In this performance, the only staid member of the group was the group's founder (and, one cannot help imagining, den mother), violist Lesley Robertson. The three guys played like hyperactive teenagers, but none so much as Geoff Nuttall, the second violinist, whose musical exuberance often drove him to kick both feet in the air and who often seemed to be using his face to do a Marcel Marceau shtick illustrating the music while he played it.
Nevertheless, the quartet played beautifully, with both power and finesse, finding both the passion and wit in Beethoven's Haydnesque early style.
Golijov's Yiddishbbuk is a fierce dissonant invocation of a fragmentary lost work of Franz Kafka"“ in Kafka's words (from the program notes), "No one sings as purely as those who are in the deepest hell"— and the St. Lawrence appropriately tore into it like a pack of blood-crazed sharks.
As it turns out, Nuttall is the group's charming and unpretentious spokesman. After hearing him speak before the Golijov, I was much more willing to put up with his shenanigans. Nevertheless, by the intermission I was still worried that his exhibitionist streak might hijack the Mozart.
Subdued by Mozart
I'm happy to report that such was not the case.
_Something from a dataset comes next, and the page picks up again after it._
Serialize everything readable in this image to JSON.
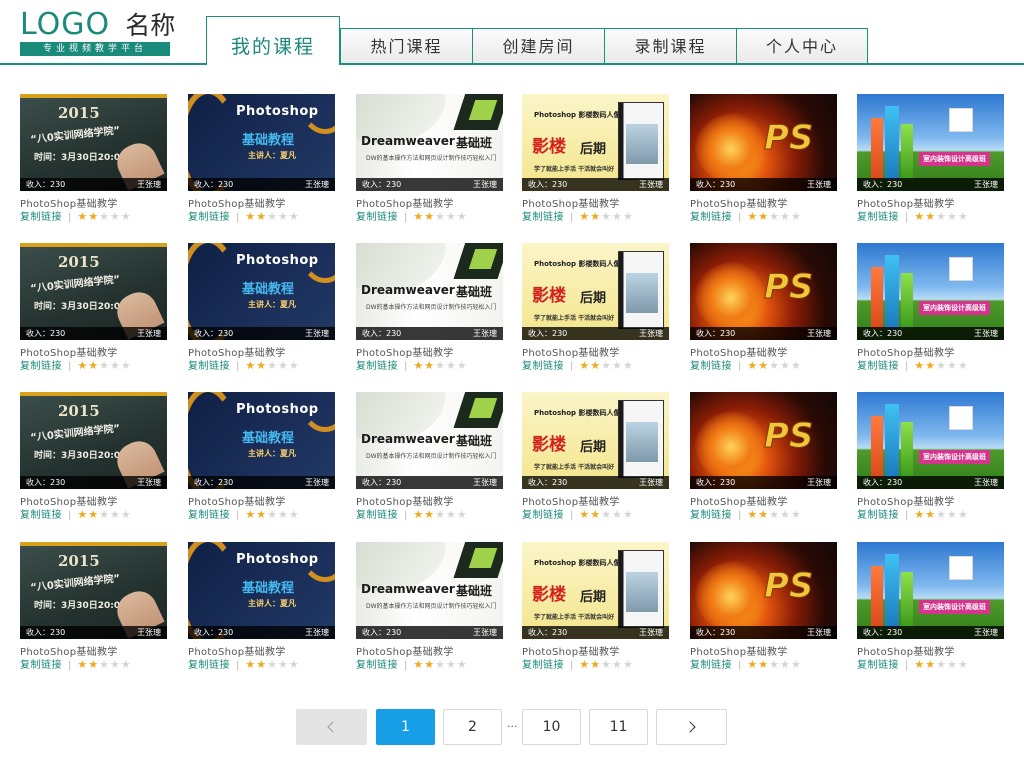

Perhaps it was the presence of violist Michael Tree, one of the founding members of the Guaneri Quartet (in 1964) and now in his mid-70s. Perhaps Nuttall and his cohorts know that it's inappropriate to carry on while playing Mozart, even this Mozart. Whatever the reason, the quartet became physically more subdued, if not exactly calm (Nuttall, now on first violin, still tried to use his eyebrows as expressively as he used his bow) and delivered a fine performance of Mozart's masterpiece.
Fine, but not transcendent. To my ears, if there was a flaw in the St. Lawrence's performance of K. 516, it was, ironically, a subtle lack of intensity, a cumulative lack of dynamic contrast. And the last movement seemed to stagger just a little bit coming down the homestretch"“ a few intonation problems here and there"“ perhaps the price of all that expended physical energy.
But I'm being picky, and I'm perfectly willing to admit that probably no performance of this work would please me entirely. Mission accomplished. Now I can put the G minor Quintet back in its special niche in my musical psyche and move on.